Situé sur la place du 18 Juin 1940, face à la Tour Montparnasse, le succès de Bebert est toujours aussi grand. Comptez 15 € pour un couscous, 16 à 19 € pour un tajine. A midi une formule à 16,90 € avec couscous + dessert est particulièrement intéressante.

A l’intérieur, la salle est très kitch avec ses verrières colorées, son éclairage blafard au néon et ses chaises en fer forgé. Le restaurant aurait sacrément besoin de quelques travaux.

Le couscous et le tajine.

Un repas gargantuesque vous attend. La semoule, les merguez et le piment vert sont servis dans une même assiette en inox. Les légumes sont proposés dans un plat à part et maintenus au chaud sur un feu. Enfin, la sauce et ses pois chiches sont disposés dans une grande coupelle. Au final, le couscous est moelleux, la sauce délicieusement relevée sans arracher la bouche, les légumes fondants, les merguez bien cuites. Les plats sont plus que copieux et on peine à les finir !

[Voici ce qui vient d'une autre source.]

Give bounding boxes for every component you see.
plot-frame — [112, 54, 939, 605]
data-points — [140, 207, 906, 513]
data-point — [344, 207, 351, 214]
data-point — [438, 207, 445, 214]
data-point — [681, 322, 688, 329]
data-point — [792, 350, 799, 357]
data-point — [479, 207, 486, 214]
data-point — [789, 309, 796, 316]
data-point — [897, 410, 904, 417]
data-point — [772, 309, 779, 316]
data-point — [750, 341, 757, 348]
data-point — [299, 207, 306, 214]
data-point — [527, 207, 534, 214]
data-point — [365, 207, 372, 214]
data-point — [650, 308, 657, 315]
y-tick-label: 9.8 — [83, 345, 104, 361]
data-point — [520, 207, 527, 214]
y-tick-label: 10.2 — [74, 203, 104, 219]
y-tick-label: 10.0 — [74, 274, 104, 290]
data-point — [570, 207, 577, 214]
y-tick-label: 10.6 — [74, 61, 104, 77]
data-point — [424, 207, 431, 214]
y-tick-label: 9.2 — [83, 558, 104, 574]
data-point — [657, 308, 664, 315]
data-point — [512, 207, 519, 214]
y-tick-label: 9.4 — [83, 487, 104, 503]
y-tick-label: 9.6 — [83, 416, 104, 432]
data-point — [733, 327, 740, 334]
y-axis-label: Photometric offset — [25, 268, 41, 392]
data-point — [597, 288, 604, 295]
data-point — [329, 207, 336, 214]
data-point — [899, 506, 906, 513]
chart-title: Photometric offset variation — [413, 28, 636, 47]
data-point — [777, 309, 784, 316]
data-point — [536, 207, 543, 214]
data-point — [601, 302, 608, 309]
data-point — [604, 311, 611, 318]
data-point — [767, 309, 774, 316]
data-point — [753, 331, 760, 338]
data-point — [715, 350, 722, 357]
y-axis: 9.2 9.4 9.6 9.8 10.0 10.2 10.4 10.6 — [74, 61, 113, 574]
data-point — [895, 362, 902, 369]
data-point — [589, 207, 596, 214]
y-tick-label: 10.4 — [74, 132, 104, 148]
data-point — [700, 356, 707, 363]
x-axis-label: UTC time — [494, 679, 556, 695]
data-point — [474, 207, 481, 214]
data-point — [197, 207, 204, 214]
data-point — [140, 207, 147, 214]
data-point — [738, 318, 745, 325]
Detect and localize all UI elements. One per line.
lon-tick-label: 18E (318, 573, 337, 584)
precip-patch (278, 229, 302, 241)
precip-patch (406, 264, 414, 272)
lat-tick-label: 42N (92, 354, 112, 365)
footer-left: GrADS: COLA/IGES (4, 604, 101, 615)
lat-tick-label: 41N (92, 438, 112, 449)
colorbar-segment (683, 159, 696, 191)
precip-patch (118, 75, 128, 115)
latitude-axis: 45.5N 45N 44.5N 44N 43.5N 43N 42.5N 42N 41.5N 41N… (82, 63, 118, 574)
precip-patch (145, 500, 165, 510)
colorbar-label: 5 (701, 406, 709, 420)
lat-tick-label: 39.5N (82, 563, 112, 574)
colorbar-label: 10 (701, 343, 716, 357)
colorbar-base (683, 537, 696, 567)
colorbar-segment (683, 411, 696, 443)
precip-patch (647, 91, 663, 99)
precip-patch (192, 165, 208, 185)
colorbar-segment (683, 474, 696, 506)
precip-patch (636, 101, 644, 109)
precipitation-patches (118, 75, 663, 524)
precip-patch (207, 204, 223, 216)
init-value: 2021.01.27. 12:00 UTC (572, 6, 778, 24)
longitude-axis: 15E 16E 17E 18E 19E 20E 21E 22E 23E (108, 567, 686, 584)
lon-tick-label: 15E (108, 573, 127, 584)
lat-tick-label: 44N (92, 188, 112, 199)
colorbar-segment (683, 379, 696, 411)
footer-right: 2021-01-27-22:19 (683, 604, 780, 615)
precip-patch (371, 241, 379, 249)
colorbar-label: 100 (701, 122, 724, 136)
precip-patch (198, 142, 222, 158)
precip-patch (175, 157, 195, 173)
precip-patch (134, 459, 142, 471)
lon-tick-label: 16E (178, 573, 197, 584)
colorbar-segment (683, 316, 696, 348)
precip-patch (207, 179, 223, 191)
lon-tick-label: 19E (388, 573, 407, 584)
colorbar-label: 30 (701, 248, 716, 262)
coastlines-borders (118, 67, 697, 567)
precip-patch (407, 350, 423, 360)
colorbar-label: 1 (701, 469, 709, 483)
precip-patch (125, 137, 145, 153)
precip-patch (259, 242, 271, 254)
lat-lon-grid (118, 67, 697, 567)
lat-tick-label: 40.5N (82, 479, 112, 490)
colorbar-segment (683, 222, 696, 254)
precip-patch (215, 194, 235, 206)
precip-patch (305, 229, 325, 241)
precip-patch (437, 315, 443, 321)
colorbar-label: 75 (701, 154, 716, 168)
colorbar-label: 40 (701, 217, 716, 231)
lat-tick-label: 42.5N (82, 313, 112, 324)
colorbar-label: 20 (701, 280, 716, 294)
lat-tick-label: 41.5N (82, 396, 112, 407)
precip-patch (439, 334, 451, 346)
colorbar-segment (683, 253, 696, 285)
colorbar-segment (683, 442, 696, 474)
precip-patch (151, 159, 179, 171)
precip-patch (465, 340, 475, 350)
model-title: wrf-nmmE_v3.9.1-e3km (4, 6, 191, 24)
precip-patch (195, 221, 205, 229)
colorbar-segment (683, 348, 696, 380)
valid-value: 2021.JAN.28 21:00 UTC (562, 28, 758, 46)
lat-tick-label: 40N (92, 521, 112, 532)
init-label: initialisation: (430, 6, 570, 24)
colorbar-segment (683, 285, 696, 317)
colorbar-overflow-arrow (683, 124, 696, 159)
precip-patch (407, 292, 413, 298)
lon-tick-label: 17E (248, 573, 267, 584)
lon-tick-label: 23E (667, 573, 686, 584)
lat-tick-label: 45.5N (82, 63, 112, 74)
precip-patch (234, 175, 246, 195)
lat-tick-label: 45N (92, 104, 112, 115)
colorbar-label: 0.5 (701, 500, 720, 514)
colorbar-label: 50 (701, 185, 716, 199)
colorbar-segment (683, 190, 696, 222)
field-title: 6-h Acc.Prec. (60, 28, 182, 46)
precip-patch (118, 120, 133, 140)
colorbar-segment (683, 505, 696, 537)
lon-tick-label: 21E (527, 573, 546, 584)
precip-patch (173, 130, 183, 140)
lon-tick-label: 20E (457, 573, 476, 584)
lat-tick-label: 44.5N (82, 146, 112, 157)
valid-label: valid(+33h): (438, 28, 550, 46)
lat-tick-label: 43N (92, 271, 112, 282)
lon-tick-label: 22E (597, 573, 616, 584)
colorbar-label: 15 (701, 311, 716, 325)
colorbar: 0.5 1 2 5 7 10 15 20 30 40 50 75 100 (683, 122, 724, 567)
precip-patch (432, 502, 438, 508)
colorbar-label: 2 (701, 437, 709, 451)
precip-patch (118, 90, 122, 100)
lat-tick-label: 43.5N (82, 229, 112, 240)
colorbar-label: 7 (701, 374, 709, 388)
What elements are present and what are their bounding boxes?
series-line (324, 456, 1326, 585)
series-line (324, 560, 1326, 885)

Quant au tajine servi dans un plat en terre cuite, il est excellent. Je n’ai pas pris cette fois-ci un brick à l’œuf (4,90 €), mais sauf changement, il est excellent. Je vous conseille également leur thé à la menthe (3€ et quelques).

L’accueil est charmant et le lieu ne manque pas de charme. Une adresse décidémment indémodable à Montparnasse.

Chez Bebert, 71 boulevard du Montparnasse, Paris 6ème.

Autres Bebert : Porte Maillot et Place de Clichy.

Venir avant 19h30 pour éviter la queue.

Critique La Villa Florentine, Les Terrasses de Lyon.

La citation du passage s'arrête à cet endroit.